Lutte contre la pandémie et libertés individuelles
La lutte contre le coronavirus a été animée par la problématique de la circulation et du contrôle des corps. A travers notamment: le « traçage sanitaire »; les campagnes nationales de vaccination; et la question de la mise en place d’un certificat « standardisé » de vaccination, voire d’un « passeport vaccinal ». Et a ainsi suscité nombre de questions éthiques.
Outre des dispositifs successifs de confinement mis en œuvre, l’exigence de consentement a suscité des débats plus aigus au sujet de la vaccination. En éthique médicale, solliciter le consentement d’une personne, c’est la reconnaître dans son autonomie et ses droits, respecter l’expression de son choix libre et éclairé.
L’obligation vaccinale traduit la tension entre la légitimité de l’intervention publique et le respect des libertés et droits fondamentaux. Tels que le droit à la vie, l’inviolabilité et l’intégrité du corps humain que peuvent recouvrir le respect à la vie privée, la liberté fondamentale du consentement libre et éclairé du patient.
Lutte contre la Covid-19 et puissance des industries biotechnologiques
La pandémie s’inscrit dans un contexte de globalisation économique marqué par la montée en puissance des multinationales des biotechnologies et de la pharmacie. Or celles-ci opèrent une privatisation du savoir qui érige le vivant en général et la ressource génétique humaine en particulier, en produit sur le marché.

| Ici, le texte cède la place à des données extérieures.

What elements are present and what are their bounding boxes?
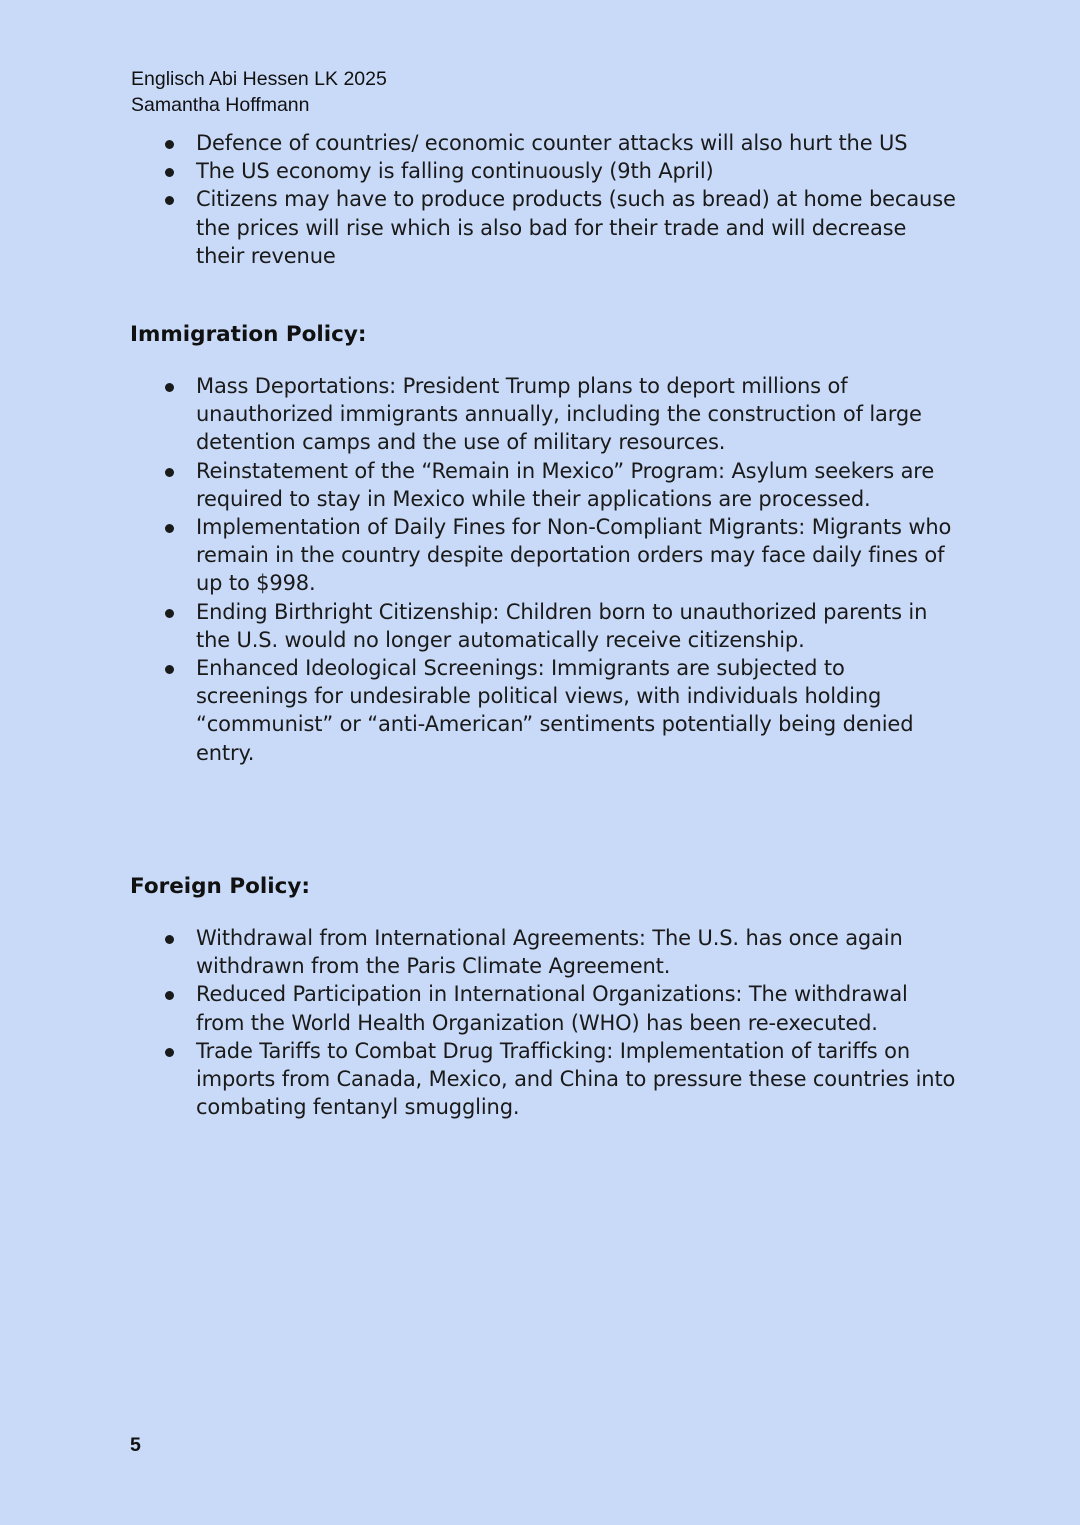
- document-header: [131, 66, 387, 118]
- list-item-text: Defence of countries/ economic counter attacks will also hurt the US: [196, 131, 908, 155]
- list-item: [196, 924, 956, 980]
- list-item-text: Reinstatement of the “Remain in Mexico” Program: Asylum seekers are required to stay in Mexico while their applications are processed.: [196, 458, 935, 511]
- bullet-icon: [165, 168, 174, 177]
- list-item-text: Ending Birthright Citizenship: Children born to unauthorized parents in the U.S. would no longer automatically receive citizenship.: [196, 599, 928, 652]
- list-item: [196, 457, 956, 513]
- foreign-policy-heading: Foreign Policy:: [130, 874, 310, 899]
- list-item-text: Citizens may have to produce products (such as bread) at home because the prices will rise which is also bad for their trade and will decrease their revenue: [196, 187, 956, 268]
- bullet-icon: [165, 991, 174, 1000]
- list-item: [196, 372, 956, 457]
- bullet-icon: [165, 609, 174, 618]
- list-item-text: Implementation of Daily Fines for Non-Compliant Migrants: Migrants who remain in the country despite deportation orders may face daily fines of up to $998.: [196, 515, 952, 596]
- bullet-icon: [165, 524, 174, 533]
- immigration-policy-heading: Immigration Policy:: [130, 322, 367, 347]
- header-author: Samantha Hoffmann: [131, 94, 310, 116]
- page-number: 5: [130, 1434, 141, 1456]
- bullet-icon: [165, 140, 174, 149]
- list-item-text: Reduced Participation in International Organizations: The withdrawal from the World Health Organization (WHO) has been re-executed.: [196, 982, 908, 1035]
- bullet-icon: [165, 665, 174, 674]
- bullet-icon: [165, 196, 174, 205]
- list-item-text: Trade Tariffs to Combat Drug Trafficking: Implementation of tariffs on imports from Canada, Mexico, and China to pressure these countries into combating fentanyl smuggling.: [196, 1038, 956, 1120]
- list-item: [196, 129, 956, 157]
- bullet-icon: [165, 935, 174, 944]
- list-item: [196, 1037, 956, 1122]
- bullet-icon: [165, 468, 174, 477]
- list-item: [196, 980, 956, 1036]
- intro-bullet-list: [196, 129, 956, 270]
- list-item: [196, 513, 956, 598]
- header-course-title: Englisch Abi Hessen LK 2025: [131, 68, 387, 90]
- list-item: [196, 598, 956, 654]
- list-item: [196, 654, 956, 767]
- list-item-text: Enhanced Ideological Screenings: Immigrants are subjected to screenings for undesirable political views, with individuals holding “communist” or “anti-American” sentiments potentially being denied entry.: [196, 656, 914, 765]
- list-item: [196, 157, 956, 185]
- foreign-bullet-list: [196, 924, 956, 1121]
- bullet-icon: [165, 383, 174, 392]
- bullet-icon: [165, 1048, 174, 1057]
- list-item: [196, 185, 956, 270]
- list-item-text: Mass Deportations: President Trump plans to deport millions of unauthorized immigrants annually, including the construction of large detention camps and the use of military resources.: [196, 374, 922, 455]
- list-item-text: The US economy is falling continuously (9th April): [196, 159, 714, 184]
- list-item-text: Withdrawal from International Agreements: The U.S. has once again withdrawn from the Paris Climate Agreement.: [196, 926, 903, 979]
- immigration-bullet-list: [196, 372, 956, 767]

Ainsi, transformé en une ressource biomédicale au profit du soin d’autrui (sang, tissus, cellules, etc.) ou de la recherche (sujet d’essai clinique), le corps est aujourd’hui soumis aux enjeux de la globalisation du monde médical. Si le vivant est devenu un objet d’intérêt des sciences économiques, le développement (du marché) des biotechnologies et de la brevetabilité du vivant engendrent ainsi une « bioéconomie ».
Or, la compétition économique et scientifique mondiale charrie un triple risque de glissement du biopouvoir en faveur de multinationales des biotechnologies et de la pharmacie, de patrimonialisation du corps humain. En cela, le principe d’indisponibilité du corps humain se trouve menacé par l’immixtion de logiques de profit.

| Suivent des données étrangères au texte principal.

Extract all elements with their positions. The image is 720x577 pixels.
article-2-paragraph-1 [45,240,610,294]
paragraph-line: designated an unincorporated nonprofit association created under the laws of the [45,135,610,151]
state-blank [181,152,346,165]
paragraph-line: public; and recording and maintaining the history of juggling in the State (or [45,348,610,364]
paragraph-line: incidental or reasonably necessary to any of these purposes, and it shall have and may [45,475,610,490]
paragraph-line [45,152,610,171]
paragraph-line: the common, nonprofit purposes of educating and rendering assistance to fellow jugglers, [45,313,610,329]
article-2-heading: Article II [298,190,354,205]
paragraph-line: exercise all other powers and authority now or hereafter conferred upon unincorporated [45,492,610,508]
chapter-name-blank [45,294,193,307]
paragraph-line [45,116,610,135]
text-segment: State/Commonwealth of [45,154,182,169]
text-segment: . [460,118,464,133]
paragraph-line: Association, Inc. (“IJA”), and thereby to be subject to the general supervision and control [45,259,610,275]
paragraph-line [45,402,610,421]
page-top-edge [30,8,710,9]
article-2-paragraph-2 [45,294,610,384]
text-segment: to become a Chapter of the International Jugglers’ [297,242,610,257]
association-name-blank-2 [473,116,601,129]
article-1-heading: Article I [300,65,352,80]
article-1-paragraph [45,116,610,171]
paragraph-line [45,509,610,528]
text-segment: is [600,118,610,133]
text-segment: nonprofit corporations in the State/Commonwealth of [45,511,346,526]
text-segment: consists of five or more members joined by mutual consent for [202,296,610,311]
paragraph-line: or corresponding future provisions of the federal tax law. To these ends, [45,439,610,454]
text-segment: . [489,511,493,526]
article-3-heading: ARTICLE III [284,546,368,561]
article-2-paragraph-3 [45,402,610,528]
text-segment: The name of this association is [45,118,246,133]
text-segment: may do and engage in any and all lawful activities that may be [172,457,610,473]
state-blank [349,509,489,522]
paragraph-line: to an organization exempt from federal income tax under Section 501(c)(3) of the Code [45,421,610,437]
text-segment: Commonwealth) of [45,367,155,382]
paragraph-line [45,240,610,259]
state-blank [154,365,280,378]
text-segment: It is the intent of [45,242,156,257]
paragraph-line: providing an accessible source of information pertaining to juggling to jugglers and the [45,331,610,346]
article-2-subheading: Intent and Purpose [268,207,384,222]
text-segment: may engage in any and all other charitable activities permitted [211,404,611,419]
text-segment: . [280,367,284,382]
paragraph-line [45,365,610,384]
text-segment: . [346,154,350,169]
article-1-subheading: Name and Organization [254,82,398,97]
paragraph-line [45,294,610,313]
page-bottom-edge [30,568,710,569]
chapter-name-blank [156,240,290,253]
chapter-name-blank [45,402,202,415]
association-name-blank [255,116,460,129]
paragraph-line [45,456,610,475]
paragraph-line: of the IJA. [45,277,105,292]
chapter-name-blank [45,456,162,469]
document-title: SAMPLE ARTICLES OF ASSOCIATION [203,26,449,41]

Lutte contre le coronavirus et éthique médicale
La logique « éthique », lorsqu’elle est appliquée aux sciences et à la médecine du vivant, tend à inclure indifféremment l’éthique médicale proprement dite (c’est-à-dire l’exigence d’une certaine forme de comportement de la médecine au service du malade) et la bioéthique.
Or, l’évolution d’une médecine hautement technicisée et étroitement liée au progrès de la science, ainsi que les avancées dans le domaine des sciences biologiques ont été à l’origine de situations inédites et conflictuelles, en particulier sur le plan des valeurs. Elles ont suscité la naissance d’un nouveau champ de réflexion qui dépassait la compétence des seuls professionnels de la santé et la traditionnelle sphère ou éthique médicale.
Dans la mesure où les technosciences biomédicales intéressent la sphère du vivant dans sa globalité (y compris l’être humain), que les enjeux ne se limitent pas à la pratique de la médecine et au rôle des médecins, l’approche pluridisciplinaire de la bioéthique s’avère plus légitime pour appréhender de tels enjeux. La « bioéthique » échappe au traditionnel monopole du pouvoir médical en matière d’éthique médicale. Elle poursuit un objectif de régulation des pratiques médicales, jusqu’alors essentiellement confiée à la profession médicale, dont l’autorégulation professionnelle se traduit par l’édiction de règles/codes éthiques et déontologiques de bonne conduite.